Stauffenberg’s entry into resistance circles caused an enormous shift in the distribution of power and influence without his doing anything in particular. It was inevitable that he would spark conflicts as well as hopes. Goerdeler and his close associates were particularly vexed by the eclipse of the civilian groups, which they felt should dominate the resistance, and began to mutter derisively about Stauffenberg’s lofty political ambitions and vaguely socialist tendencies. Soviet and East German historians later turned this grumbling to their advantage by depicting Stauffenberg as having moved close to Moscow in his political sympathies.
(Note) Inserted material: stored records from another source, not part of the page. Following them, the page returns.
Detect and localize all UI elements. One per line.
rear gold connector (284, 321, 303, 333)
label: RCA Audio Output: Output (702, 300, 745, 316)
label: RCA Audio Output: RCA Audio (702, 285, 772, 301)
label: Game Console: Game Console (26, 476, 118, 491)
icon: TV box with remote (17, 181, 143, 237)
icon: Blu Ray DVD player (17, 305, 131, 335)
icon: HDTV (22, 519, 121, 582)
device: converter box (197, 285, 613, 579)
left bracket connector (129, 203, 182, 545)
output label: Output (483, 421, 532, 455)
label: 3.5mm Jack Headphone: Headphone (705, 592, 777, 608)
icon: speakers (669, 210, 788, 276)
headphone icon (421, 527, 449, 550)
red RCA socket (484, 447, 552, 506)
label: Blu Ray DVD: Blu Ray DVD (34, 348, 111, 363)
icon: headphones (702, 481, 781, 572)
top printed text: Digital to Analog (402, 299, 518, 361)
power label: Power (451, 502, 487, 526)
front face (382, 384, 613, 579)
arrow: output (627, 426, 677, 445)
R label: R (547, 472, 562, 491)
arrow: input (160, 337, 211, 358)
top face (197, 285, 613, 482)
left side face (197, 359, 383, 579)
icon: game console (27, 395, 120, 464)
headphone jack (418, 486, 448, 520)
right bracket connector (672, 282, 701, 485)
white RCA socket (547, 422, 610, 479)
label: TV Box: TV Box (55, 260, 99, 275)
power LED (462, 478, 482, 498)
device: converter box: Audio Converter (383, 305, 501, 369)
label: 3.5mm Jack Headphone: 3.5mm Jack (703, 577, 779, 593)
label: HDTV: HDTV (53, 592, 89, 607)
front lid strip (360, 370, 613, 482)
But this myth, its somewhat grotesque origins, and the intentional exaggerations it underwent have all been investigated and disproved.25

What is clear is that Colonel Stauffenberg was far from the flunky whom the sell-confident Goerdeler had always expected and previ­ously always found in his collaborators from the military. In Stauffenberg a far more politically minded officer stepped forward, one who had no intention of simply putting himself at the beck and call of some group and its “shadow chancellor.” What distinguished Stauffenberg from Goerdeler was less the former mayor’s conservative, bourgeois values than his reluctance to employ violence and his ra­tionalist delusion that Hitler could be made to see the error of his ways. Stauffenberg considered this as far-fetched as the highly con­templative opposition shared by many in the Kreisau Circle, which he derided as a “conspirator’s tea party.” As the man who would soon lead the actual coup attempt, he almost inevitably found himself at odds with both groups of conspirators, although for different reasons. On the whole, he felt closest to Julius Leber, the undogmatic Social Democrat with whom he shared the realistic political views and nor­mative pragmatism of a man of action.